CV NEWS FEED // Catholic ethicist Charles Camosy is offering a pro-life response to a recent study that suggests that infant mortality rates rose 12.9% after Texas enacted its law protecting life after a heartbeat is detected.
The journal JAMA Pediatrics published the study on June 24, the two-year anniversary of the Supreme Court’s overturning of Roe v. Wade. The study has been widely distributed by major news outlets as “scientific proof” that pro-life laws have a direct negative impact on child mortality.
Camosy, who is a professor of medical humanities at Creighton University School of Medicine and a moral theology fellow at St. John’s Seminary, addressed the study’s findings in an email interview with CatholicVote.
“There are at least two important responses to this,” Camosy wrote. “First, even with this increase, infant mortality in Texas was still within the average range in recent years.”
“Second, most of the increase came from congenital problems often related to disabilities,” he wrote. “Suggesting that more disabled children should be killed prenatally in order to save some of them from death a bit later in life is deeply offensive on multiple levels.”
“It is really remarkable that this argument is made so openly,” Camosy continued, referencing the discriminatory nature of the argument that children with disabilities should be aborted.
He then recalled a study that found that several years after the Netherlands legalized killing disabled infants, “more people used abortion to kill disabled children instead,” Camosy wrote: “The object of both acts was the same though: making a disabled child dead.”
Camosy also addressed what the pro-life response to caring for unborn children with disabilities or life-limiting diagnoses should be.
He shared that he personally knows “of many pro-life families who foster and even adopt disabled children,” and highlighted that more pro-life families should do this.
“We should also support social programs for women and families geared toward making care for disabled children easier,” Camosy continued. “And we should continue to work to make perinatal hospice far more available to women and families after being given a life limiting diagnosis.”

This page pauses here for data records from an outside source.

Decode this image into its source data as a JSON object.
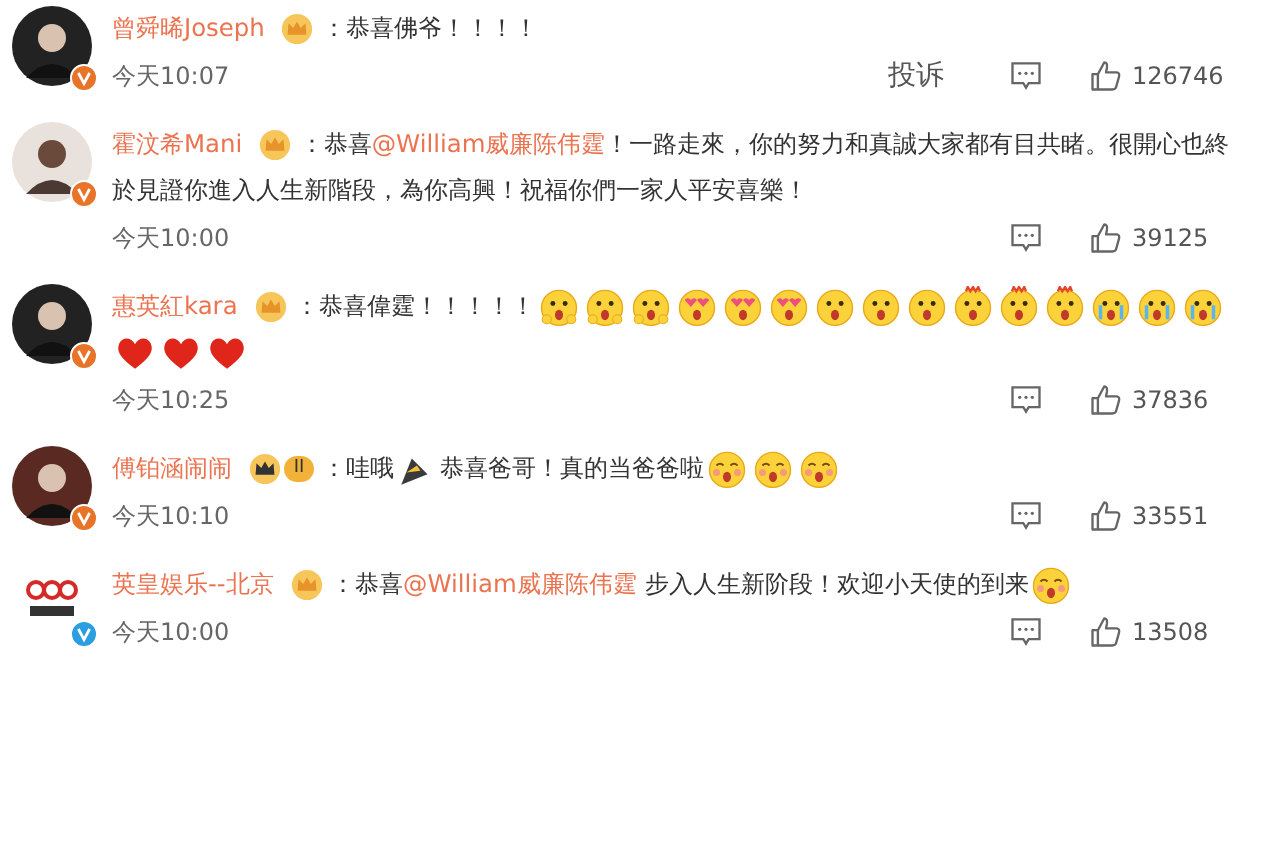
{
  "comments": [
    {
      "name": "曾舜晞Joseph",
      "avatar": {
        "kind": "dark"
      },
      "badge": {
        "kind": "crown"
      },
      "verified": {
        "color": "#e8742a"
      },
      "content": [
        {
          "kind": "text",
          "text": "：恭喜佛爷！！！！"
        }
      ],
      "time": "今天10:07",
      "report": "投诉",
      "likes": "126746"
    },
    {
      "name": "霍汶希Mani",
      "avatar": {
        "kind": "light"
      },
      "badge": {
        "kind": "crown"
      },
      "verified": {
        "color": "#e8742a"
      },
      "content": [
        {
          "kind": "text",
          "text": "：恭喜"
        },
        {
          "kind": "mention",
          "text": "@William威廉陈伟霆"
        },
        {
          "kind": "text",
          "text": "！一路走來，你的努力和真誠大家都有目共睹。很開心也終"
        },
        {
          "kind": "line",
          "text": "於見證你進入人生新階段，為你高興！祝福你們一家人平安喜樂！"
        }
      ],
      "time": "今天10:00",
      "likes": "39125"
    },
    {
      "name": "惠英紅kara",
      "avatar": {
        "kind": "dark"
      },
      "badge": {
        "kind": "crown"
      },
      "verified": {
        "color": "#e8742a"
      },
      "content": [
        {
          "kind": "text",
          "text": "：恭喜偉霆！！！！！"
        },
        {
          "kind": "shock"
        },
        {
          "kind": "shock"
        },
        {
          "kind": "shock"
        },
        {
          "kind": "hearteyes"
        },
        {
          "kind": "hearteyes"
        },
        {
          "kind": "hearteyes"
        },
        {
          "kind": "wow"
        },
        {
          "kind": "wow"
        },
        {
          "kind": "wow"
        },
        {
          "kind": "spiky"
        },
        {
          "kind": "spiky"
        },
        {
          "kind": "spiky"
        },
        {
          "kind": "tears"
        },
        {
          "kind": "tears"
        },
        {
          "kind": "tears"
        },
        {
          "kind": "heart"
        },
        {
          "kind": "heart"
        },
        {
          "kind": "heart"
        }
      ],
      "time": "今天10:25",
      "likes": "37836"
    },
    {
      "name": "傅铂涵闹闹",
      "avatar": {
        "kind": "red"
      },
      "badge": {
        "kind": "crown-level",
        "text": "II"
      },
      "verified": {
        "color": "#e8742a"
      },
      "content": [
        {
          "kind": "text",
          "text": "：哇哦"
        },
        {
          "kind": "horn"
        },
        {
          "kind": "text",
          "text": "恭喜爸哥！真的当爸爸啦"
        },
        {
          "kind": "blush"
        },
        {
          "kind": "blush"
        },
        {
          "kind": "blush"
        }
      ],
      "time": "今天10:10",
      "likes": "33551"
    },
    {
      "name": "英皇娱乐--北京",
      "avatar": {
        "kind": "logo"
      },
      "badge": {
        "kind": "crown"
      },
      "verified": {
        "color": "#2a9ee0"
      },
      "content": [
        {
          "kind": "text",
          "text": "：恭喜"
        },
        {
          "kind": "mention",
          "text": "@William威廉陈伟霆"
        },
        {
          "kind": "text",
          "text": " 步入人生新阶段！欢迎小天使的到来"
        },
        {
          "kind": "blush"
        }
      ],
      "time": "今天10:00",
      "likes": "13508"
    }
  ]
}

“Finally, we should partner with disability rights communities and build trust around these sets of issues,” he wrote. He remarked that while this is a strength for the pro-life movement regarding end-of-life care, the same strength regarding beginning-of-life care is lacking.
Camosy also pointed out that the study challenges the assumption that JAMA’s researchers and scientists were coming from an impartial place, but added, “It is very close to impossible to get a fair hearing on abortion-related matters in the context of secularized medicine, especially after Dobbs.”
“[I]t is obviously no accident that the study was released on the two year anniversary of Dobbs,” he wrote. “This suggests an activist mindset and, when we consider the pro-abortion (not just pro-choice) mindset of those who hold power in secularized medicine we should be on the alert.”